Cross-Entropy Loss (LCE): Standard classification loss on augmented samples.
Bias Loss (Lbias): Regularization term from the invariant risk minimization framework to maintain feature invariance across different augmentation strategies. The hyperparameter γ balances discriminative learning with invariance.
Limitations
While this approach presents many benefits in generalizing deepfake detection techniques, it also is limited by a few factors. The first is computational cost, as the multi-environment framework and policy learning mechanism require multiple forward passes and environment-specific training, increasing training time significantly. In addition, there is also currently a lack of a quantitative method to guide the selection of base augmentation strategies.
Conclusion
As the power of generative models accelerates, the dynamic between generative models and detection has evolved into a race of models versus detection methods. The methodologies explored in this report of Next-Frame Feature Prediction, FPN Transformers, and Reinforcement Learning-Based Adaptive Data Augmentation, represent an evolution of detection models from identifying superficial visual artifacts to identifying deeper features such as temporal dependencies and minute invariances. By leveraging multimodal inputs and new methods, these frameworks address the issues of previous generation detectors. However, these models rely on heavy computational resources and complex architectures, highlightint a trade-off between detection accuracy and scalability/efficiency.

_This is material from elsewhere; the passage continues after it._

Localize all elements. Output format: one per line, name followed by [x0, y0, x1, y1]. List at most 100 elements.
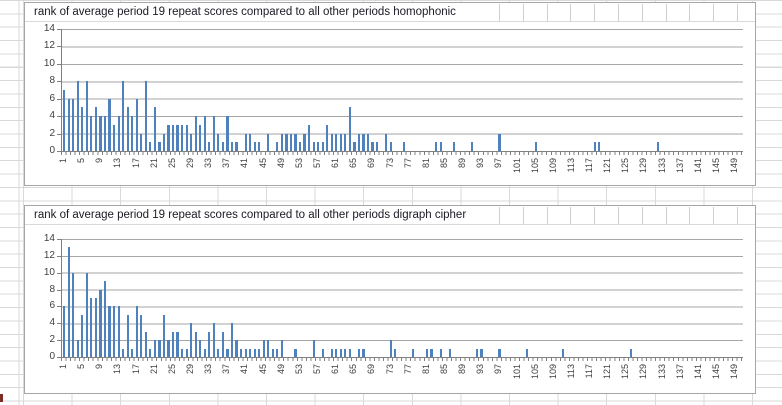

Moving forward, the future of digital integrity will likely depend on refining these temporal and adaptive strategies to create lightweight, generalized solutions.
References
[1] Anshul, Ashutosh, et al. “Next-Frame Feature Prediction for Multimodal Deepfake Detection and Temporal Localization.” arXiv preprint arXiv:2511.10212. 2025.
[2] Zheng, Chende, et al. “Multi-modal Deepfake Detection and Localization with FPN-Transformer.” arXiv preprint arXiv:2511.08031. 2025.
[3] Zhou, Yuxuan, et al. “Improving Deepfake Detection with Reinforcement Learning-Based Adaptive Data Augmentation.” arXiv preprint arXiv:2511.07051. 2025.